Oxford undergraduates studying Literae Humaniores were required to engage directly with the literary, philosophical, and historical riches of the classical age in the original languages—not simply as a subject of academic interest, but as a means of ensuring England’s survival and prosperity. Lit. Hum. was seen as a gateway to wisdom, rather than the mere accumulation of knowledge. It was about moral and cultural preparation for life, not simply the acquisition of factual in
formation. Where other courses of study might aim merely to fill undergraduate minds, this one set out to shape them.
Because of the considerable linguistic demands that it made of students, Lit. Hum. required four years (i.e., twelve terms) of study, whereas other courses needed a mere three. The course was divided into two parts.
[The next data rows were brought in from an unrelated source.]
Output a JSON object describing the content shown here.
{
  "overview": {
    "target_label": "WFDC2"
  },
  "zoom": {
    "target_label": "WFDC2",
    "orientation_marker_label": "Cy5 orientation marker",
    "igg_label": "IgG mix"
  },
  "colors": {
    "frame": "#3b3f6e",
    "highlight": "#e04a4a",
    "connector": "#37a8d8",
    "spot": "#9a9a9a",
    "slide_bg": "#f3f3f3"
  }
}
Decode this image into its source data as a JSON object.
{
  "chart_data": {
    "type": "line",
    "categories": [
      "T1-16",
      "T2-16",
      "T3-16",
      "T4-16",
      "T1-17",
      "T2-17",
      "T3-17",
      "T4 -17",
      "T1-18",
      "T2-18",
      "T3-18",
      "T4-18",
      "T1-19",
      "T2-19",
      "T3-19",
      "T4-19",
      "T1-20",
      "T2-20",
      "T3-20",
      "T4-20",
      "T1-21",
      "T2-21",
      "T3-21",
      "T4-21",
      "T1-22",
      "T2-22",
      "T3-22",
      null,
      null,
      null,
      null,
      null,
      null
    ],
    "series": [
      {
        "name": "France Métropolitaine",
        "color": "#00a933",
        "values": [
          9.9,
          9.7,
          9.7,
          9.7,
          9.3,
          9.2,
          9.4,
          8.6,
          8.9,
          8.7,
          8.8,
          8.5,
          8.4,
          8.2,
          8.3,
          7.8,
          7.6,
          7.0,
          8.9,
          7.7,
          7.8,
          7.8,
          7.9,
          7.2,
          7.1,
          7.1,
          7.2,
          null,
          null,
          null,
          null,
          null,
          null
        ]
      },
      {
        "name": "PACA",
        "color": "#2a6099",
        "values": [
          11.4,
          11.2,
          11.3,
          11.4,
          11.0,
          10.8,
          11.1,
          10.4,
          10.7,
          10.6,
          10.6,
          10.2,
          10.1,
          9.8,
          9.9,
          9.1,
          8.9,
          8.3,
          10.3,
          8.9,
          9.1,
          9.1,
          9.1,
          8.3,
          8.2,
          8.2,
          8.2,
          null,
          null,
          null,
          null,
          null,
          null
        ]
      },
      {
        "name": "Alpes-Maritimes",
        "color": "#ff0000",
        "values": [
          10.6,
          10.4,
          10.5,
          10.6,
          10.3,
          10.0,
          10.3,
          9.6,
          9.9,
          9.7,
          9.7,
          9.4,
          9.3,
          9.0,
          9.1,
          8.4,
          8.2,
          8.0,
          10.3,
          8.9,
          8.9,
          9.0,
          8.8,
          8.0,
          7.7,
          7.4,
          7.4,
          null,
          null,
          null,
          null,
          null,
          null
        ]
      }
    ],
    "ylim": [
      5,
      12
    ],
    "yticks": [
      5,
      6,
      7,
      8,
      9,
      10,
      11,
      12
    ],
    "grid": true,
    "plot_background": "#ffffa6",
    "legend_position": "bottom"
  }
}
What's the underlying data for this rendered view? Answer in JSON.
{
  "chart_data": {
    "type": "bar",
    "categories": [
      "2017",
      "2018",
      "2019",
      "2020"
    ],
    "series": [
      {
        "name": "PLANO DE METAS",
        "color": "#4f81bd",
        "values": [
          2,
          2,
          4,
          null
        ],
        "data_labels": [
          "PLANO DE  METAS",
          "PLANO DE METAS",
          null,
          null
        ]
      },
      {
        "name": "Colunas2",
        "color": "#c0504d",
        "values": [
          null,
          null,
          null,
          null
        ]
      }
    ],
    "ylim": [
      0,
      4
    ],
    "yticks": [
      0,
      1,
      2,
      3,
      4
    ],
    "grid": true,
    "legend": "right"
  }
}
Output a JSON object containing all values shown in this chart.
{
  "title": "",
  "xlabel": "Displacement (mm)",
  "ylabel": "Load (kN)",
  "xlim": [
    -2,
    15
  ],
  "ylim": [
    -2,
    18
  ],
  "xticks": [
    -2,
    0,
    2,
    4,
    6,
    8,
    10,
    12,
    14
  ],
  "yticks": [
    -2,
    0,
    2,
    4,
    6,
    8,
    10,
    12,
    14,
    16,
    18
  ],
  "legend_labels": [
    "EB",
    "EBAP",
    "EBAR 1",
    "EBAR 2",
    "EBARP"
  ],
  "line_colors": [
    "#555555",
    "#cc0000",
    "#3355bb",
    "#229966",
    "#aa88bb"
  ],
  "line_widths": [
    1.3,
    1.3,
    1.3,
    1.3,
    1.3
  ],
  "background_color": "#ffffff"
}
After five terms, students would take the examination known as “Honours Moderations” (usually abbreviated to “Mods”); if they passed this, they were then permitted to continue with the remainder of the course, universally referred to by students as “Greats,” eventually sitting for the final examination seven terms later. Each of these two examinations was “classified,” in that students would be placed in the first, second, third, or fourth class.190 Outstanding students might thus be said to have achieved a “Double First in Literae Humaniores,” meaning that they were placed in the First Class in both Moderations and Greats. It does not mean that they obtained two degrees, simply that they achieved the highest possible classification at both assessment points of this single-degree course.
Oxford’s academic year 1918–1919 was already under way when Lewis arrived. He had missed the first term of study. Oxford divided its academic year into three eight-week teaching terms: Michaelmas (usually October to early December), Hilary (January through March), and Trinity (April through June). However, having already been registered as a student at University College for the Trinity Term of 1917, Lewis was treated as a normal second-term student. He would have been behind with his Homer, but soon caught up with everyone else.